'Hybrid Icon' May Adorn Some Restrooms at Univ. of Colorado
by Jim Brown and Jody Brown
May 9, 2006
(AgapePress) - - A campus watchdog group is criticizing a task force at the University of Colorado-Boulder for claiming the school's bathrooms are discriminatory against transgender people.
The "Transgender/GenderQueer Task Force" at UC-Boulder is reportedly working with school officials to bring more "unisex" restrooms to the campus. The DailyCamera quotes student Bryce Abelson who identifies himself as a "gender queen" -- a person who is neither male nor female.
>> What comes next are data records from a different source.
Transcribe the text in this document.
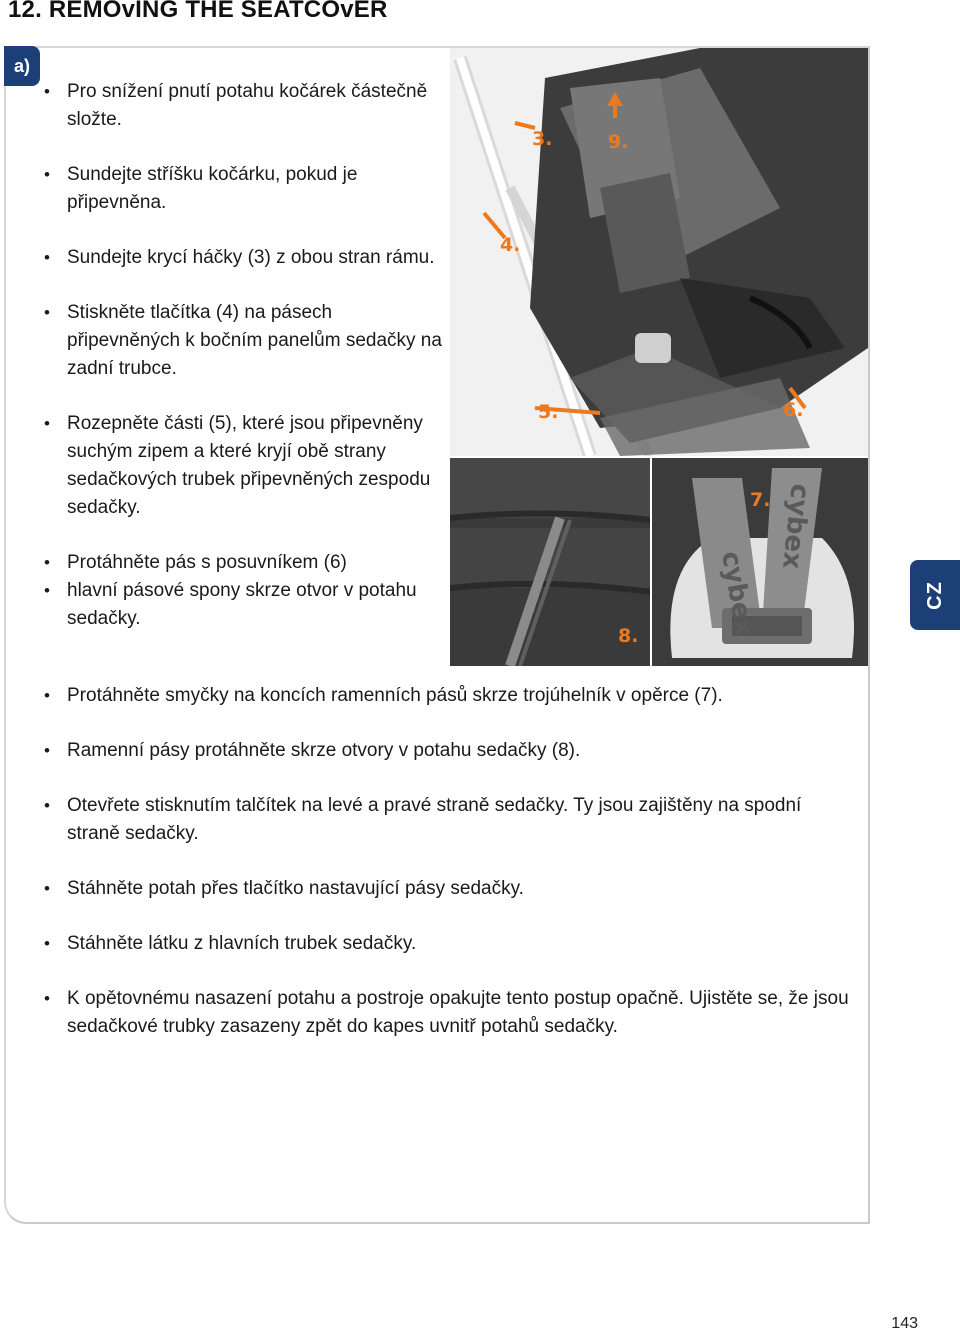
12. REMOvING THE SEATCOvER
a)
CZ
• Pro snížení pnutí potahu kočárek částečně složte.
• Sundejte stříšku kočárku, pokud je připevněna.
• Sundejte krycí háčky (3) z obou stran rámu.
• Stiskněte tlačítka (4) na pásech připevněných k bočním panelům sedačky na zadní trubce.
• Rozepněte části (5), které jsou připevněny suchým zipem a které kryjí obě strany sedačkových trubek připevněných zespodu sedačky.
• Protáhněte pás s posuvníkem (6)
• hlavní pásové spony skrze otvor v potahu sedačky.
3.	9.
4.
5.	6.
8.	cybex
cybex
7.
• Protáhněte smyčky na koncích ramenních pásů skrze trojúhelník v opěrce (7).
• Ramenní pásy protáhněte skrze otvory v potahu sedačky (8).
• Otevřete stisknutím talčítek na levé a pravé straně sedačky. Ty jsou zajištěny na spodní straně sedačky.
• Stáhněte potah přes tlačítko nastavující pásy sedačky.
• Stáhněte látku z hlavních trubek sedačky.
• K opětovnému nasazení potahu a postroje opakujte tento postup opačně. Ujistěte se, že jsou sedačkové trubky zasazeny zpět do kapes uvnitř potahů sedačky.
143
Abelson tells the newspaper he is not comfortable in the men's bathroom and gets strange looks when he walks into women's facilities.
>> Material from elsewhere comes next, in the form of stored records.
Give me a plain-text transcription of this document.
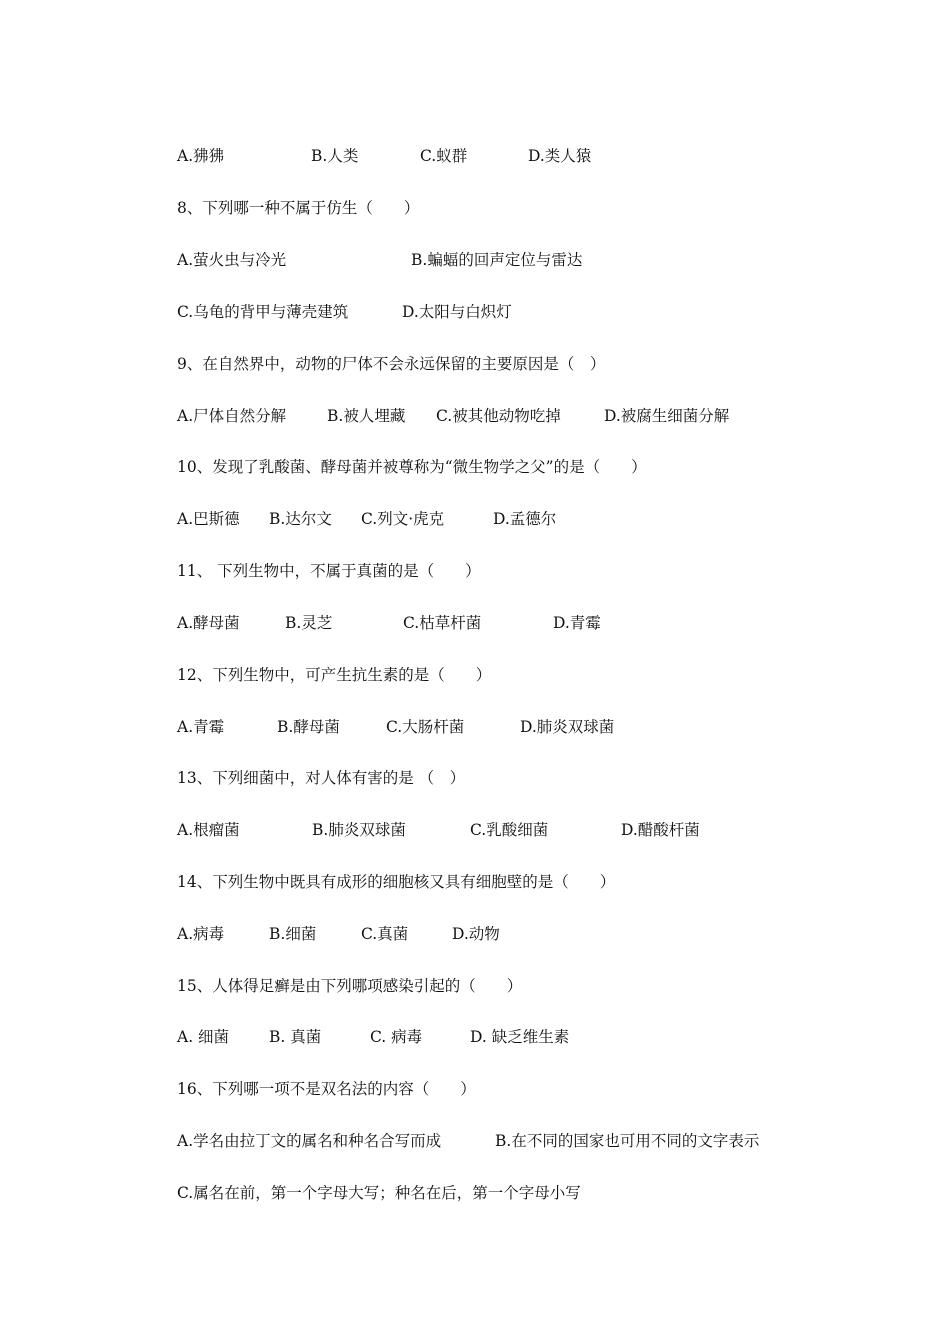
A.狒狒	B.人类	C.蚁群	D.类人猿
8、下列哪一种不属于仿生（　　）
A.萤火虫与冷光	B.蝙蝠的回声定位与雷达
C.乌龟的背甲与薄壳建筑	D.太阳与白炽灯
9、在自然界中，动物的尸体不会永远保留的主要原因是（　）
A.尸体自然分解	B.被人埋藏 C.被其他动物吃掉	D.被腐生细菌分解
10、发现了乳酸菌、酵母菌并被尊称为“微生物学之父”的是（　　）
A.巴斯德 B.达尔文 C.列文·虎克	D.孟德尔
11、 下列生物中，不属于真菌的是（　　）
A.酵母菌	B.灵芝	C.枯草杆菌	D.青霉
12、下列生物中，可产生抗生素的是（　　）
A.青霉	B.酵母菌	C.大肠杆菌	D.肺炎双球菌
13、下列细菌中，对人体有害的是 （　）
A.根瘤菌	B.肺炎双球菌	C.乳酸细菌	D.醋酸杆菌
14、下列生物中既具有成形的细胞核又具有细胞壁的是（　　）
A.病毒	B.细菌	C.真菌	D.动物
15、人体得足癣是由下列哪项感染引起的（　　）
A. 细菌	B. 真菌	C. 病毒	D. 缺乏维生素
16、下列哪一项不是双名法的内容（　　）
A.学名由拉丁文的属名和种名合写而成	B.在不同的国家也可用不同的文字表示
C.属名在前，第一个字母大写；种名在后，第一个字母小写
Jason Mattera is with the Young America's Foundation, a group that fights liberal bias and political correctness on college campuses. He says UC-Boulder is "flushing tax dollars down the toilet."
"Administrations at schools and these officials have absolutely lost every bit of sensibility, every bit of rationality," says Mattera. "They want to sleep with the 'goddess' of diversity and political correctness on a daily basis, and any way they can facilitate more politically correct activities on campus, they will do it." It is the "moral debauchery of higher education," he adds.
Task force members want signs in the new bathrooms to feature a "hybrid icon" with half of the figure wearing a dress and the other half wearing pants. The director of the campus Gay, Lesbian, Bisexual, Transgender Resource Center -- which features a nearby "all-gendered" bathroom -- tells DailyCamera it is all part of the education process.
"I would consider it an advocacy effort to make the campus more educated about transgender and gender-queer students," says Stephanie Wilenchek. "The task force isn't looking to take over the bathrooms. We just want folks to learn more."
But instead of affirming the destructive behavior of transgender students, Mattera says school officials need to find counseling for them. Abelson, he says, is a case in point.
"Bryce Abelson ... says that he doesn't consider himself a man[and] he is definitely not a woman; he is somewhere in between -- a gender queer," says Mattera. "And [he says] the school's current bathroom facilities discriminate against him because they don't have a separate bathroom for gender-queer people. That means he feels uncomfortable using the men's bathroom, and he gets kicked out of using the women's bathroom."
The university's Women's Studies Program recently held a symposium that discussed, among other things, "discrimination in sex-segregated facilities." One guest at that symposium -- an attorney with a New York legal group -- conducted training with CU directors that included how to break down sex segregation in restrooms.